Proactively Managing Participant Expectations During a Bulletin Board Focus Group

In a previous blog post we addressed how, during a bulletin board focus group, you can easily get participants to provide their individual responses to your questions, yet be challenged by getting them to engage in a group dialog.  We then laid out 4 strategies to employ in order to optimize such group discussion.  One of these strategies was to manage participant expectations.

To effectively manage expectations during a bulletin board focus group you must do two things: (1) establish the expectations early on, and (2) continuously reinforce expectations throughout the focus group.

Establishing ExpectationsYou should introduce as early as possible the expectation that respondents participate in the discussion.  Ideally, you should introduce it during the recruitment phase of the project by addressing it in either the recruitment email or the recruitment phone script.

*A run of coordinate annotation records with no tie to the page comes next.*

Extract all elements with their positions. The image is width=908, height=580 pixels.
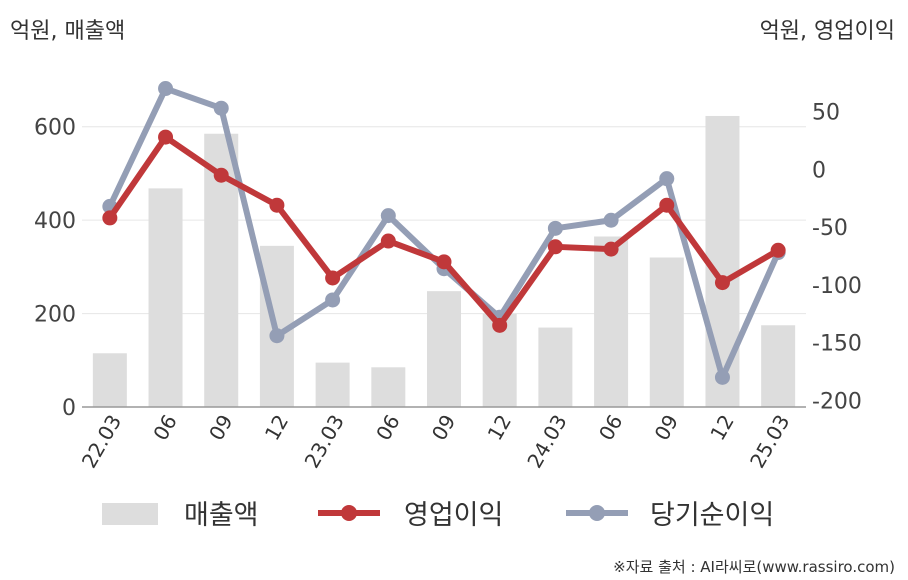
x-tick-label: 06	[148, 411, 182, 445]
operating-profit-point	[547, 239, 563, 255]
net-income-point	[158, 81, 174, 97]
x-tick-label: 09	[204, 411, 238, 445]
operating-profit-point	[158, 129, 174, 145]
operating-profit-point	[269, 197, 285, 213]
legend-marker-operating-profit	[341, 505, 357, 521]
net-income-point	[659, 171, 675, 187]
right-tick-label: -50	[812, 216, 848, 241]
legend-swatch-revenue	[102, 503, 158, 525]
x-tick-label: 09	[650, 411, 684, 445]
x-tick-label: 12	[705, 411, 739, 445]
x-axis-ticks: 22.03 06 09 12 23.03 06 09 12 24.03 06 09 12 25.03	[77, 411, 795, 473]
right-tick-label: -150	[812, 332, 862, 357]
x-tick-label: 25.03	[745, 411, 794, 473]
legend-marker-net-income	[589, 505, 605, 521]
net-income-point	[547, 220, 563, 236]
operating-profit-point	[603, 241, 619, 257]
left-tick-label: 200	[34, 303, 76, 328]
operating-profit-point	[770, 242, 786, 258]
left-tick-label: 400	[34, 209, 76, 234]
net-income-point	[714, 369, 730, 385]
revenue-bar	[371, 367, 406, 407]
x-tick-label: 24.03	[522, 411, 571, 473]
legend-label-net-income: 당기순이익	[650, 500, 774, 531]
x-tick-label: 12	[260, 411, 294, 445]
operating-profit-point	[659, 197, 675, 213]
right-tick-label: -200	[812, 389, 862, 414]
operating-profit-point	[714, 275, 730, 291]
revenue-bar	[148, 188, 183, 407]
operating-profit-point	[492, 317, 508, 333]
right-tick-label: 0	[812, 158, 826, 183]
x-tick-label: 09	[427, 411, 461, 445]
operating-profit-point	[325, 270, 341, 286]
revenue-bar	[649, 257, 684, 407]
net-income-point	[603, 212, 619, 228]
net-income-point	[269, 328, 285, 344]
left-tick-label: 0	[62, 396, 76, 421]
x-tick-label: 23.03	[300, 411, 349, 473]
profit-lines	[102, 81, 786, 385]
revenue-bar	[92, 353, 127, 407]
legend-label-operating-profit: 영업이익	[404, 500, 503, 531]
operating-profit-point	[102, 210, 118, 226]
net-income-point	[380, 208, 396, 224]
revenue-bar	[538, 327, 573, 407]
x-tick-label: 06	[594, 411, 628, 445]
net-income-point	[213, 100, 229, 116]
net-income-point	[325, 292, 341, 308]
operating-profit-point	[380, 233, 396, 249]
revenue-bar	[315, 362, 350, 407]
left-axis-ticks: 0 200 400 600	[34, 116, 76, 421]
operating-profit-point	[213, 167, 229, 183]
operating-profit-point	[436, 254, 452, 270]
left-axis-unit-label: 억원, 매출액	[10, 19, 125, 44]
revenue-bar	[427, 291, 461, 407]
revenue-bar	[594, 236, 629, 407]
x-tick-label: 12	[483, 411, 517, 445]
right-tick-label: -100	[812, 274, 862, 299]
legend: 매출액 영업이익 당기순이익	[102, 500, 774, 531]
legend-label-revenue: 매출액	[184, 500, 259, 531]
right-tick-label: 50	[812, 101, 840, 126]
left-tick-label: 600	[34, 116, 76, 141]
x-tick-label: 22.03	[77, 411, 126, 473]
source-credit: ※자료 출처 : AI라씨로(www.rassiro.com)	[613, 558, 895, 576]
x-tick-label: 06	[371, 411, 405, 445]
right-axis-unit-label: 억원, 영업이익	[760, 19, 895, 44]
right-axis-ticks: -200 -150 -100 -50 0 50	[812, 101, 862, 415]
revenue-bar	[761, 325, 796, 407]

To be effective you should present the expectations in a way that unambiguously imprints them in the minds of participants.  Thus, you shouldn’t simply mention them in passing.  Rather, you should emphatically highlight them.  The best way to do this is to dedicate a full paragraph to laying them out.  Here’s an example of how you might do this: 

“During this discussion board focus group we will post questions twice a day, and we will expect two things of you.  First, we want you to provide your own response to each question.  Second, we want you to engage in a lively discussion with other participants in which you comment on each other’s answers, pose questions to each other, and, when appropriate, challenge each other.  It is through such  discussion that we will yield the greatest insights — and, therefore, the greatest value, from the board.”

Continuously Reinforce Expectations.  Once you have established expectations, you should reinforce them throughout the remainder of the project.  There are several opportunities for doing this.

You can reinforce them in every correspondence prior to the beginning of the project.  For example, you can reinforce them when you email participation instructions or start-date reminders.  You also can reinforce expectations by embedding a reminder every time you post a new set of questions.  And you can reinforce them on an individual basis by monitoring respondents and privately requesting that those who aren’t participating join the discussion.

Managing expectations in this way will go a long way toward improving the quality of the discussion on your boards.